Without a synchronized score, the repetitive nature of the mouse’s tasks becomes apparent. You find yourself checking the progress bar. That’s never a good sign for a film that’s shorter than a modern commercial break.
Pros:
The animation is top-tier for 1927. The character designs for the cat and mouse are iconic. It offers a glimpse into the pre-Mickey era of Disney slapstick.
Cons:
The live-action elements feel tacked on. The story is non-existent. The title is misleading—there is almost zero whaling involved.
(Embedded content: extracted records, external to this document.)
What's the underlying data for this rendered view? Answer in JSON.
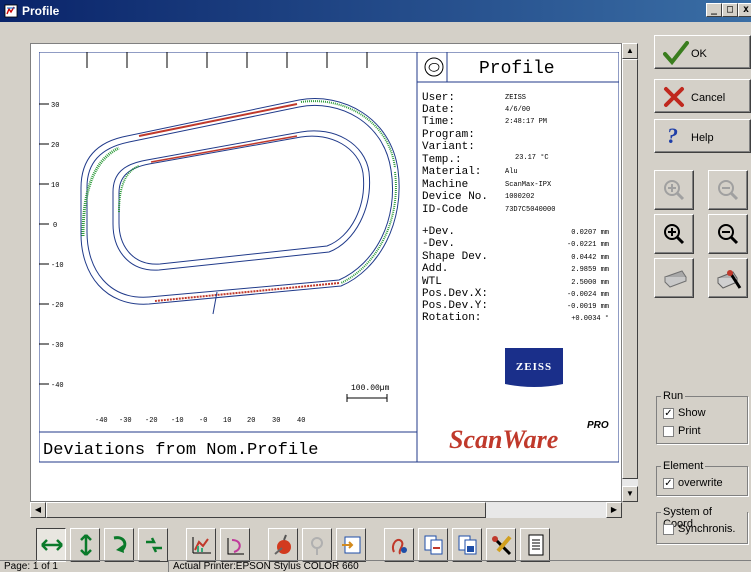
{
  "window": {
    "title": "Profile",
    "min": "_",
    "max": "□",
    "close": "x"
  },
  "report": {
    "title": "Profile",
    "footer_caption": "Deviations from Nom.Profile",
    "scale_label": "100.00µm",
    "y_ticks": [
      "30",
      "20",
      "10",
      "0",
      "-10",
      "-20",
      "-30",
      "-40"
    ],
    "x_ticks": [
      "-40",
      "-30",
      "-20",
      "-10",
      "-0",
      "10",
      "20",
      "30",
      "40"
    ],
    "info": [
      {
        "label": "User:",
        "value": "ZEISS"
      },
      {
        "label": "Date:",
        "value": "4/6/00"
      },
      {
        "label": "Time:",
        "value": "2:48:17 PM"
      },
      {
        "label": "Program:",
        "value": ""
      },
      {
        "label": "Variant:",
        "value": ""
      },
      {
        "label": "Temp.:",
        "value": "23.17 °C"
      },
      {
        "label": "Material:",
        "value": "Alu"
      },
      {
        "label": "Machine",
        "value": "ScanMax-IPX"
      },
      {
        "label": "Device No.",
        "value": "1000202"
      },
      {
        "label": "ID-Code",
        "value": "73D7C5040000"
      }
    ],
    "results": [
      {
        "label": "+Dev.",
        "value": "0.0207 mm"
      },
      {
        "label": "-Dev.",
        "value": "-0.0221 mm"
      },
      {
        "label": "Shape Dev.",
        "value": "0.0442 mm"
      },
      {
        "label": "Add.",
        "value": "2.9859 mm"
      },
      {
        "label": "WTL",
        "value": "2.5000 mm"
      },
      {
        "label": "Pos.Dev.X:",
        "value": "-0.0024 mm"
      },
      {
        "label": "Pos.Dev.Y:",
        "value": "-0.0019 mm"
      },
      {
        "label": "Rotation:",
        "value": "+0.0034 °"
      }
    ],
    "zeiss_logo": "ZEISS",
    "brand": "ScanWare",
    "brand_suffix": "PRO"
  },
  "side": {
    "ok": "OK",
    "cancel": "Cancel",
    "help": "Help"
  },
  "groups": {
    "run": {
      "title": "Run",
      "show": "Show",
      "show_checked": "✓",
      "print": "Print",
      "print_checked": ""
    },
    "element": {
      "title": "Element",
      "overwrite": "overwrite",
      "overwrite_checked": "✓"
    },
    "coord": {
      "title": "System of Coord.",
      "synchronis": "Synchronis.",
      "synchronis_checked": ""
    }
  },
  "status": {
    "page": "Page: 1 of 1",
    "printer": "Actual Printer:EPSON Stylus COLOR 660"
  }
}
Alice the Whaler is a fascinating failure. It represents the end of an era where Disney was trying to make live-action stars out of little girls, only to realize that the ink and paint were doing all the heavy lifting. While the animation is impressive for its time, the film as a whole is a disjointed collection of gags that don't quite land.
"A relic that proves the pen is mightier than the person, especially when that person is a disinterested child actor."
If you’ve already seen the major works of 1927, like the experimental Die Flucht in die Nacht, then sure, give this a spin. But don't expect it to change your life. It’s a sketch. A rough draft. A historical footnote that happens to have a goat in it.